There is a tradeoff in this modeling persuit between interpretability and predictive power in the models that we're using. Many of the purely statistical machine learning models aren't particularly interpretable––that is, we're unable to tease out the direct influence of certain predictors on the response variable (in this case, geographic shift). 

In an attempt to both capture the nonlinearity of the relationships between many of our predictors and the response and to enhance the model's interpretability, we combine feature engineering with a regression approach. 

[featEng]: http://machinelearningmastery.com/discover-feature-engineering-how-to-engineer-features-and-how-to-get-good-at-it/ "Source"

## Feature Engineering
> Feature engineering is the process of transforming raw data into features that better represent the underlying problem to the predictive models, resulting in improved model accuracy on unseen data. [source] [featEng]

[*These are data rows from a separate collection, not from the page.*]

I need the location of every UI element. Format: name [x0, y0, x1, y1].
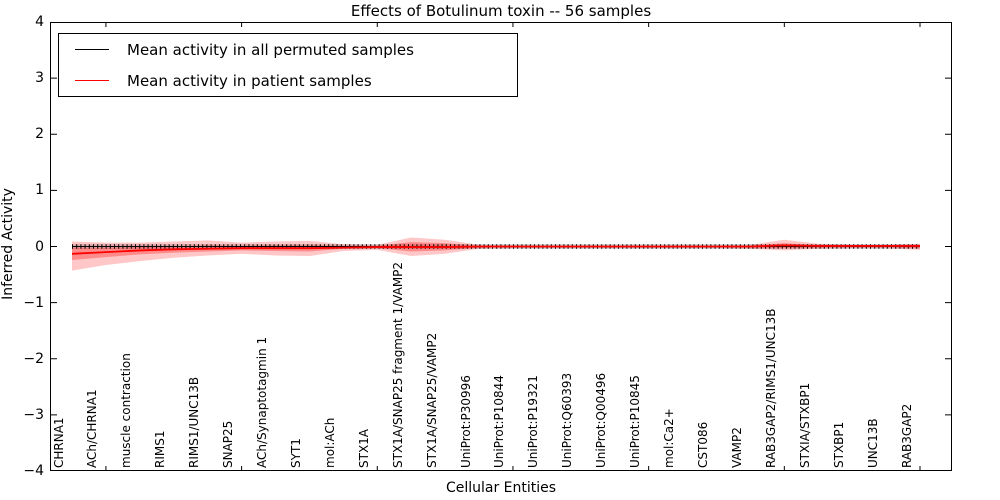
y-tick-label: −4 [23, 463, 44, 479]
x-category-label: SYT1 [288, 438, 303, 468]
x-category-label: UniProt:Q60393 [560, 372, 575, 468]
x-category-label: muscle contraction [119, 353, 134, 468]
chart-title: Effects of Botulinum toxin -- 56 samples [350, 2, 652, 20]
x-category-label: RIMS1/UNC13B [187, 376, 202, 468]
x-category-label: STXBP1 [831, 421, 846, 468]
x-category-label: UniProt:Q00496 [594, 372, 609, 468]
x-category-label: mol:Ca2+ [662, 408, 677, 468]
x-axis-label: Cellular Entities [445, 480, 557, 496]
legend-item-permuted: Mean activity in all permuted samples [59, 41, 517, 59]
legend-label-patient: Mean activity in patient samples [127, 71, 372, 90]
x-category-label: UniProt:P19321 [526, 375, 541, 468]
plot-area [50, 22, 952, 471]
x-category-label: VAMP2 [729, 427, 744, 468]
x-category-label: UNC13B [865, 418, 880, 468]
y-tick-label: 3 [35, 70, 44, 87]
y-tick-label: −1 [23, 294, 44, 311]
y-tick-label: 4 [35, 14, 44, 30]
plot-canvas [50, 22, 952, 471]
legend-line-sample-permuted [75, 49, 109, 50]
x-category-label: SNAP25 [221, 420, 236, 468]
x-category-label: STX1A/SNAP25/VAMP2 [424, 332, 439, 468]
patient-mean-line [71, 244, 920, 255]
y-tick-label: 1 [35, 182, 44, 199]
x-category-label: STX1A [356, 428, 371, 468]
x-category-label: UniProt:P30996 [458, 375, 473, 468]
x-category-label: RAB3GAP2 [899, 403, 914, 468]
x-category-label: ACh/CHRNA1 [85, 389, 100, 468]
x-category-label: UniProt:P10845 [628, 375, 643, 468]
x-category-label: CST086 [695, 421, 710, 468]
x-category-label: UniProt:P10844 [492, 375, 507, 468]
x-category-label: RAB3GAP2/RIMS1/UNC13B [763, 308, 778, 468]
legend: Mean activity in all permuted samples Me… [58, 33, 518, 97]
y-tick-label: 0 [35, 238, 44, 255]
legend-line-sample-patient [75, 80, 109, 81]
x-category-label: STXIA/STXBP1 [797, 382, 812, 468]
y-tick-label: 2 [35, 126, 44, 143]
legend-item-patient: Mean activity in patient samples [59, 72, 517, 90]
x-category-label: RIMS1 [153, 430, 168, 468]
x-category-label: STX1A/SNAP25 fragment 1/VAMP2 [390, 261, 405, 468]
x-category-label: CHRNA1 [51, 417, 66, 468]
patient-outer-band [72, 237, 920, 271]
y-tick-label: −3 [23, 406, 44, 423]
x-category-label: mol:ACh [322, 417, 337, 468]
y-tick-label: −2 [23, 350, 44, 367]
legend-label-permuted: Mean activity in all permuted samples [127, 40, 414, 59]
x-category-label: ACh/Synaptotagmin 1 [255, 336, 270, 468]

This applies to our problem in several ways. The most straightforward work in feature engineering we've already done most of. Namely, the encoding of categorical features in a way that creates binary features for each category of each categorical feature. This is known as *one hot* encoding. 

A much more interesting approach to feature engineering is the creation of new features by linearly combining existing features in some way. 

The challenge there is that creating pairwise multiples of, say, 20 features leads us to move from 20 features to 400 features. Learning any model on these 400 features is sure to lead to overfitting, especially in a linear model. We can combat this with regularization. 

There are two interesting forms of regularization that we can use for this project: ridge regression and LASSO regression.